Quetzaltenango, Guatemala. – Teléfonos celulares, presunta marihuana y bebidas embriagantes fueron localizados en la Granja Modelo de Rehabilitación “Cantel” durante una requisa coordinada entre el Ejército de Guatemala y fuerzas de seguridad civil.
Las autoridades recalcaron que el procedimiento responde al compromiso institucional con el marco legal, la transparencia y la protección de la ciudadanía.
Por ahora no se detalló la cantidad exacta de objetos incautados en Cantel ni se han identificado responsables dentro del centro. El hallazgo se suma a otro operativo de mayor escala registrado el mismo fin de semana.
Renovación I: tecnología y droga bajo llave
Desde las primeras horas del 25 de abril, unidades élite del Ejército, agentes de la Policía Nacional Civil y personal de la Dirección General del Sistema Penitenciario desplegaron una intervención en la Cárcel de Máxima Seguridad Renovación I, en Escuintla. Revisaron celdas, patios y áreas comunes con rodeo del perímetro penitenciario.
El inventario oficial en Renovación I incluyó ocho teléfonos celulares, un router de alta capacidad, 21 cargadores y un panel solar para cargar dispositivos, lo que evidenció la capacidad de los internos para mantener autonomía eléctrica y comunicaciones fuera del control oficial.
También se decomisaron más de 100 dosis de droga: 26 colmillos de presunta cocaína, 49 paquetes y 60 puros de presunta marihuana, además de dos paquetes de piedra crack. A eso se suman objetos punzocortantes de fabricación artesanal, una aguja para tatuar y 80 cajetillas de cigarrillos.

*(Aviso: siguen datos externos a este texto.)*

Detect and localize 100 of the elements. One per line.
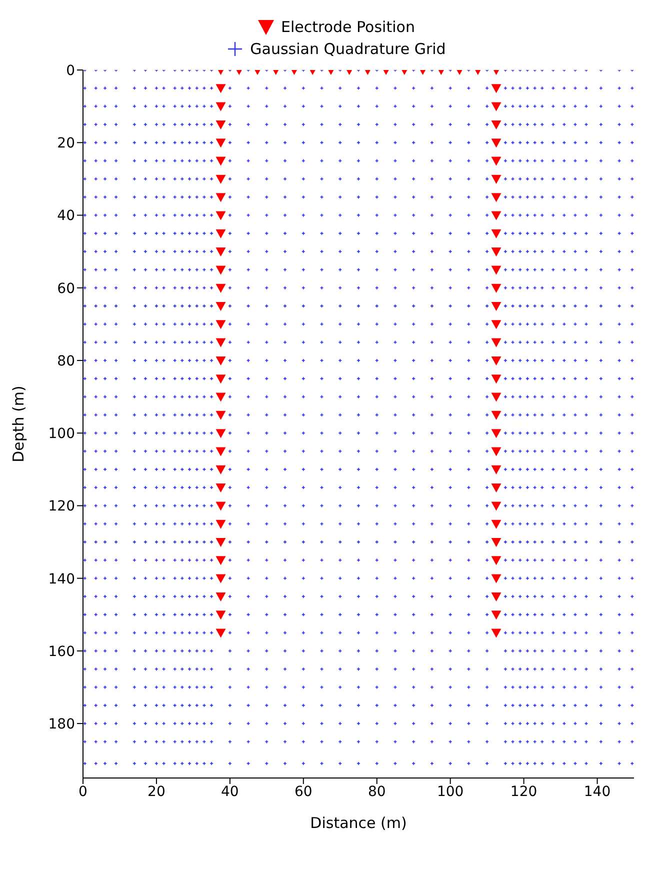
point	[532, 250, 537, 254]
point	[518, 648, 522, 653]
point	[526, 140, 530, 145]
point	[172, 412, 177, 417]
point	[132, 176, 136, 181]
point	[264, 648, 269, 653]
point	[448, 176, 452, 181]
point	[338, 304, 342, 308]
point	[162, 612, 166, 617]
point	[526, 762, 530, 766]
point	[172, 467, 177, 472]
point	[132, 358, 136, 362]
point	[194, 612, 199, 617]
point	[485, 268, 490, 272]
point	[114, 467, 118, 472]
point	[194, 250, 199, 254]
point	[188, 667, 192, 672]
point	[617, 762, 622, 766]
point	[228, 250, 232, 254]
point	[598, 431, 603, 436]
point	[526, 304, 530, 308]
point	[94, 376, 98, 381]
point	[430, 576, 434, 580]
point	[162, 504, 166, 508]
point	[617, 576, 622, 580]
point	[518, 358, 522, 362]
point	[264, 522, 269, 526]
point	[264, 376, 269, 381]
point	[485, 358, 490, 362]
point	[188, 340, 192, 344]
point	[598, 612, 603, 617]
point	[188, 358, 192, 362]
point	[83, 467, 87, 472]
point	[132, 740, 136, 744]
point	[103, 412, 107, 417]
point	[532, 86, 537, 90]
y-tick-label: 0	[66, 62, 75, 79]
point	[551, 286, 556, 290]
point	[551, 740, 556, 744]
point	[630, 268, 634, 272]
point	[228, 86, 232, 90]
point	[180, 231, 184, 236]
point	[540, 667, 544, 672]
point	[532, 268, 537, 272]
point	[356, 703, 360, 708]
point	[283, 304, 287, 308]
point	[412, 122, 416, 126]
point	[526, 540, 530, 544]
point	[503, 576, 508, 580]
point	[103, 340, 107, 344]
point	[210, 176, 214, 181]
point	[172, 268, 177, 272]
point	[617, 504, 622, 508]
point	[412, 594, 416, 598]
point	[526, 740, 530, 744]
point	[617, 703, 622, 708]
y-tick-label: 160	[48, 644, 75, 660]
point	[114, 740, 118, 744]
point	[617, 667, 622, 672]
point	[532, 358, 537, 362]
point	[412, 703, 416, 708]
point	[374, 522, 379, 526]
point	[132, 648, 136, 653]
point	[154, 648, 158, 653]
point	[264, 594, 269, 598]
point	[598, 412, 603, 417]
point	[180, 195, 184, 200]
point	[172, 104, 177, 108]
point	[162, 86, 166, 90]
point	[374, 286, 379, 290]
point	[430, 140, 434, 145]
point	[264, 176, 269, 181]
point	[132, 576, 136, 580]
point	[172, 195, 177, 200]
point	[540, 648, 544, 653]
point	[526, 358, 530, 362]
point	[162, 576, 166, 580]
point	[503, 340, 508, 344]
point	[540, 558, 544, 562]
point	[412, 522, 416, 526]
point	[630, 431, 634, 436]
x-tick-label: 20	[148, 784, 166, 800]
point	[162, 762, 166, 766]
point	[264, 722, 269, 726]
point	[448, 576, 452, 580]
point	[94, 558, 98, 562]
point	[143, 762, 148, 766]
point	[210, 376, 214, 381]
point	[374, 558, 379, 562]
point	[162, 268, 166, 272]
point	[338, 594, 342, 598]
point	[103, 612, 107, 617]
point	[143, 140, 148, 145]
point	[503, 648, 508, 653]
point	[630, 722, 634, 726]
point	[180, 522, 184, 526]
point	[532, 648, 537, 653]
point	[103, 431, 107, 436]
point	[194, 467, 199, 472]
point	[503, 231, 508, 236]
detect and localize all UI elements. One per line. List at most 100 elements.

Golpe a la extorsión y al crimen desde prisión
Las autoridades destacaron el impacto en tres frentes. Primero, la incautación de teléfonos y routers es un golpe directo a la extorsión telefónica, delito que afecta la economía popular. Cada equipo requisado implica menos amenazas contra familias y comerciantes.
Segundo, el decomiso de drogas, armas artesanales y tecnología busca romper la cadena de mando del crimen organizado trasnacional, que coordina desde las cárceles el movimiento de narcóticos y acciones violentas. Controlar estos elementos reduce el riesgo de motines y protege al personal penitenciario.
Tercero, la exhibición pública del material incautado busca fortalecer la confianza de la ciudadanía en las instituciones, mostrando que no hay zonas exentas de la ley y que la vigilancia estatal llega incluso a los llamados “puntos ciegos” del sistema penitenciario.
La requisa en Renovación I fue calificada como una de las más significativas del año, tanto por el volumen de objetos decomisados como por el mensaje: la recuperación de la soberanía estatal dentro de los recintos carcelarios.
Ambos operativos reflejan la persistente lucha contra el contrabando y la corrupción dentro de las cárceles guatemaltecas, tanto en Cantel como en Renovación I.